2.5 million words DB

Quoyle · January 8, 2023, 11:54pm

I have a literature database (PDFs, sometimes with annotations) that consists of a good 2 million individual words so far and has a size of 23 GB. - All on a Macbook Air 2020 with 8 GB RAM. Should I already split the collection or is there nothing against continuing to add literature to it for the time being?

BLUEFROG · January 9, 2023, 2:38am

That’s within comfortable limits for a modern machine.
If you get above 4.5 million unique words or 250,000+ items in a database, you may want to start thinking about a split.

cgrunenberg · January 9, 2023, 9:04am

Or in case of more than 300 million words in total but in the end it depends highly on the used machine, its performance & available RAM. Some users have billions of words and millions of items in their databases. However, splitting databases and then opening all of them at the same time doesn’t reduce the memory usage.
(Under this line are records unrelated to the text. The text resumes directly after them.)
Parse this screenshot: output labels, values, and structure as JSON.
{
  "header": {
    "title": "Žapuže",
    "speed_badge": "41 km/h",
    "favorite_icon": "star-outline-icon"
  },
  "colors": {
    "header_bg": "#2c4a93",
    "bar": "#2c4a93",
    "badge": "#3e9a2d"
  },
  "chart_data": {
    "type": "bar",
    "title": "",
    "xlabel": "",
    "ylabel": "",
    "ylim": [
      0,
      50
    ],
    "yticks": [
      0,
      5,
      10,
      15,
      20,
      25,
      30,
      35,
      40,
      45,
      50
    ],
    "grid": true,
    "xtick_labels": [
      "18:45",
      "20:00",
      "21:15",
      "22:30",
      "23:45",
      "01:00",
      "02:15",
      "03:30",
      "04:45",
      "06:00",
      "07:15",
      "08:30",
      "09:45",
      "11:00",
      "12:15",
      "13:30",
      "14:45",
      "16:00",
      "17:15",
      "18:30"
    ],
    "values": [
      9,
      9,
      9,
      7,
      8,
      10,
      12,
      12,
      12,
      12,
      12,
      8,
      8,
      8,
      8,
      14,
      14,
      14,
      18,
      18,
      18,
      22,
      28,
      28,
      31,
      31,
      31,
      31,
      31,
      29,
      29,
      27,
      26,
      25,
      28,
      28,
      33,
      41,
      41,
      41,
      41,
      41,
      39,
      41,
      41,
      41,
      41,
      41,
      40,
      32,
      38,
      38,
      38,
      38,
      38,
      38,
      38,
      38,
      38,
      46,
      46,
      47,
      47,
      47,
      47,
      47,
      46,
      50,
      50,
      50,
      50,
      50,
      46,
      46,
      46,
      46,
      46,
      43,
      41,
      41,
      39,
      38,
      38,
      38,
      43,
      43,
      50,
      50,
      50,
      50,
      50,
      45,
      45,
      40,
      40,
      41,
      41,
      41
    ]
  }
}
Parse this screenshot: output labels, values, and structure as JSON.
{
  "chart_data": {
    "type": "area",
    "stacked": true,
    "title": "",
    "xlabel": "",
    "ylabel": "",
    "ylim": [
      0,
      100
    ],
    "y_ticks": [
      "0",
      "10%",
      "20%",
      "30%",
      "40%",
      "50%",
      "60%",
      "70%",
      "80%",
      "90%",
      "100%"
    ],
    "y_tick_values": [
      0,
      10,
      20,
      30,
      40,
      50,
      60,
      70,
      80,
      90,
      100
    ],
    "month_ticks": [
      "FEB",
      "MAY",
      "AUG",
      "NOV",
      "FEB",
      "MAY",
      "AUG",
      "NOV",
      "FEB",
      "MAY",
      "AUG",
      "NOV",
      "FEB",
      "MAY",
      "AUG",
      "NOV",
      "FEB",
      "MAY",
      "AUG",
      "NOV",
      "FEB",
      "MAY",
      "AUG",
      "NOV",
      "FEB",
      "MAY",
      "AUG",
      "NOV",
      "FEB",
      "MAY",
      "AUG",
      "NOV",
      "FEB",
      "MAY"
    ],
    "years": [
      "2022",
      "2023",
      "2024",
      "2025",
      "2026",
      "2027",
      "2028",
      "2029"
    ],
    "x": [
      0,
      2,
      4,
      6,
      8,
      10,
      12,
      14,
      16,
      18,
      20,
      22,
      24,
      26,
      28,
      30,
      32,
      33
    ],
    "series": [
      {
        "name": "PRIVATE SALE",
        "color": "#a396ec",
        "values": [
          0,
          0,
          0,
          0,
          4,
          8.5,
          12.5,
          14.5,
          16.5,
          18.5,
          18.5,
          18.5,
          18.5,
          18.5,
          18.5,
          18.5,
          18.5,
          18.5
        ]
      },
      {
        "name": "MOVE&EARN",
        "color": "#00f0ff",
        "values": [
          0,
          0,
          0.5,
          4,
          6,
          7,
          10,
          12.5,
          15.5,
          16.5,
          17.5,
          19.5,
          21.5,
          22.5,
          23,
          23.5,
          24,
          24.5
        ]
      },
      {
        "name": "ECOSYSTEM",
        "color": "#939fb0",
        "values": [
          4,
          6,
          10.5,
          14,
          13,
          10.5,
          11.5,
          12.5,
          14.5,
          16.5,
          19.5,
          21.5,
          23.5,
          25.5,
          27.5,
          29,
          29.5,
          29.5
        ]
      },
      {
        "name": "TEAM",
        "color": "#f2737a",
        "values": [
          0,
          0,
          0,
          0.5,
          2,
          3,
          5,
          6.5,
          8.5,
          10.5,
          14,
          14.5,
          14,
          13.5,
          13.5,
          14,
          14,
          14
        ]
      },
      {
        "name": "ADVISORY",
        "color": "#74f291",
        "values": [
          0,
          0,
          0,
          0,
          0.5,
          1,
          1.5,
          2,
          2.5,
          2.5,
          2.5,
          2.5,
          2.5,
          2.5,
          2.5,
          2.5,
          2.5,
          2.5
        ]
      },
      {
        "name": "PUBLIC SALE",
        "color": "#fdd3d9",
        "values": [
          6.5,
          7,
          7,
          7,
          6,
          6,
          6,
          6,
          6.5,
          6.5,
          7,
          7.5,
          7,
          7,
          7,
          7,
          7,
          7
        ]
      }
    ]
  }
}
tharpold · January 9, 2023, 12:19pm

I’m one of those, um, packrat users of DT .My largest database has 5.6 million unique words, 560 million words in total, 18 thousand documents, 200 GB. That’s a literature database, perhaps comparable to the situation that Quoyle is asking about. A couple of years ago, I consolidated several fairly large databases that I pretty much always kept open into this single behemoth in order to simplify searching and to take greater advantage of replicants in groups scattered across the database. I noticed a slight cost for searching the unified database – it takes just a wee bit longer for some tasks – but nothing really bothersome. Now, this is with a 2017 MacBook Pro, running Ventura, with 16 GB of RAM, and DT is the biggest user of RAM on the computer. But it’s certainly workable if you’ve got the storage and the RAM, and in any case this approach has become central to my research workflow. Hats off to the brilliant DT designers.